L’Algérie qualifie la colonisation française de « crime d’État » : une loi qui ravive les tensions avec Paris

Le Parlement algérien a adopté, ce mercredi, une loi qualifiant la colonisation française de « crime d’État », marquant une nouvelle étape dans le traitement institutionnel de la mémoire coloniale. Présenté pour la troisième fois depuis 2001, le texte a été soumis au vote par Brahim Boughali, président de l’Assemblée populaire nationale (APN), et adopté à l’unanimité par les 407 députés.

La loi criminalise les exactions commises durant la période coloniale, de 1830 à 1962, évoquant notamment les tortures systématiques, les exécutions sommaires, les pillages, les déplacements forcés de populations, les spoliations foncières ainsi que la répression violente des résistances. Elle prévoit également des sanctions à l’encontre de toute glorification de cette période.

Au-delà de la reconnaissance symbolique, le texte porte des revendications concrètes : la restitution des biens culturels, la remise des cartes des champs de mines, ainsi que la décontamination des sites d’essais nucléaires dans le Sahara, où la France a mené 17 tests entre 1960 et 1966. Il réclame par ailleurs des excuses officielles de l’État français et l’indemnisation complète des victimes.

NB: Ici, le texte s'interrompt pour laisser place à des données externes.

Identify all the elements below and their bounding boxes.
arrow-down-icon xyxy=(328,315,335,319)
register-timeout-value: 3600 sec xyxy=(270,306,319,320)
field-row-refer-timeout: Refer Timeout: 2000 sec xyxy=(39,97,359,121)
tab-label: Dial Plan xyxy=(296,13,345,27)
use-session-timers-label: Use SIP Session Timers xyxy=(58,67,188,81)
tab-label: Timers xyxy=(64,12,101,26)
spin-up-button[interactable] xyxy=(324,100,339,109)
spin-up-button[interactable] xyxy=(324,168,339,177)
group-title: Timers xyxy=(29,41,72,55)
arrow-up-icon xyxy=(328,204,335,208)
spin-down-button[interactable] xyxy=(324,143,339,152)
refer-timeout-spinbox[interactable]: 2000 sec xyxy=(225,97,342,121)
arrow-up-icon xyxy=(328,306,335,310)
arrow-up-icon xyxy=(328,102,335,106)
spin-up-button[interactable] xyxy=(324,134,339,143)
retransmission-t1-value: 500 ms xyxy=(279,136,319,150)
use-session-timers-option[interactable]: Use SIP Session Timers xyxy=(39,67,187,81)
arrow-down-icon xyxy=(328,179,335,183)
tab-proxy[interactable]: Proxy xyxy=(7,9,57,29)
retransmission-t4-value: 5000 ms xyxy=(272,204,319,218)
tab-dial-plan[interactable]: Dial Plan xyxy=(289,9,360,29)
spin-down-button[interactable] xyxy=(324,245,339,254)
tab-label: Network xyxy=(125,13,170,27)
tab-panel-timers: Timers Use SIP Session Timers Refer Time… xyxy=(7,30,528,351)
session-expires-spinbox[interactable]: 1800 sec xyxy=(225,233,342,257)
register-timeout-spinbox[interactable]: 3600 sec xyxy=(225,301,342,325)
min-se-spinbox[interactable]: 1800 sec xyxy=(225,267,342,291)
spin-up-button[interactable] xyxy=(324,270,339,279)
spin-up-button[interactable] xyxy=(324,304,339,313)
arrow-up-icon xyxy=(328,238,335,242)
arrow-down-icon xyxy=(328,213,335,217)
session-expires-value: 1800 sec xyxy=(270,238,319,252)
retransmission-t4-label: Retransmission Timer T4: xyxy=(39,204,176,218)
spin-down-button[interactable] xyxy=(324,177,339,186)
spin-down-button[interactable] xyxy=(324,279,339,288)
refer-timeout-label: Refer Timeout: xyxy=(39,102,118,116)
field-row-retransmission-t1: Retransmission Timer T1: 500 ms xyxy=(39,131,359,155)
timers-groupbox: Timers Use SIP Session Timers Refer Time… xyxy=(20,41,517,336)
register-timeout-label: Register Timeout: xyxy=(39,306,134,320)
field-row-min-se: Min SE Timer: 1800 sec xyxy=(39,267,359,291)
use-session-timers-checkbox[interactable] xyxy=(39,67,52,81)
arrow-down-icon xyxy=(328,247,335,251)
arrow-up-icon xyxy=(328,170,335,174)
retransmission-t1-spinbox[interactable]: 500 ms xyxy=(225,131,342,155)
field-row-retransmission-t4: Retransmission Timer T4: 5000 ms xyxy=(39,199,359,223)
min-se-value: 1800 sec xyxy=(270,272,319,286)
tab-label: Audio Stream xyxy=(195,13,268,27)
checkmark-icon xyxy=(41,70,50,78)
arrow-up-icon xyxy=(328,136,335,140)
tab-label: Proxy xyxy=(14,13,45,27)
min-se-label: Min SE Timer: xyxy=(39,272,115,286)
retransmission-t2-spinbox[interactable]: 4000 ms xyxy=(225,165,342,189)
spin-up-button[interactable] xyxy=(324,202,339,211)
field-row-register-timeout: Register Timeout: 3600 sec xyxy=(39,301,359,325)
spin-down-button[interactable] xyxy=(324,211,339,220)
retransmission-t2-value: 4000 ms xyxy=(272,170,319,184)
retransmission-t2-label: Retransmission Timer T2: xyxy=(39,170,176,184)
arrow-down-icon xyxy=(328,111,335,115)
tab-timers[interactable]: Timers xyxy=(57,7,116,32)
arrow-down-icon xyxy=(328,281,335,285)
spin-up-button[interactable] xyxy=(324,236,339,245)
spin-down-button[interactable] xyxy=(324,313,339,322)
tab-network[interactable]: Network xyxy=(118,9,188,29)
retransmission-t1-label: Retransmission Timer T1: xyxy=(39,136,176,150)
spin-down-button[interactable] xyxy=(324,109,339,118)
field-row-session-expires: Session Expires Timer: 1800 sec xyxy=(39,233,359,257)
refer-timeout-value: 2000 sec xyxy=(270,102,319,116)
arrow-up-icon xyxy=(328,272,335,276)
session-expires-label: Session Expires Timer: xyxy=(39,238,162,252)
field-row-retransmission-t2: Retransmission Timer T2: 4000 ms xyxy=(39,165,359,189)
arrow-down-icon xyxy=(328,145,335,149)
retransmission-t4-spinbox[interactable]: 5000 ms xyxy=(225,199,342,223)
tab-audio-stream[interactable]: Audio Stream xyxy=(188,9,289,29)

En 2021, le président français Emmanuel Macron avait reconnu que la colonisation de l’Algérie constituait un « crime contre l’humanité », sans toutefois formuler d’excuses officielles. Réagissant à l’adoption de la loi, le Quai d’Orsay, par la voix de son porte-parole Pascal Confavreux, a dénoncé une « initiative manifestement hostile » à la reprise du dialogue bilatéral, tout en rappelant la poursuite des travaux historiques conjoints entre les deux pays.

Cette loi ravive les tensions entre Alger et Paris, alors que les discussions bilatérales sur la mémoire de la colonisation demeurent particulièrement sensibles.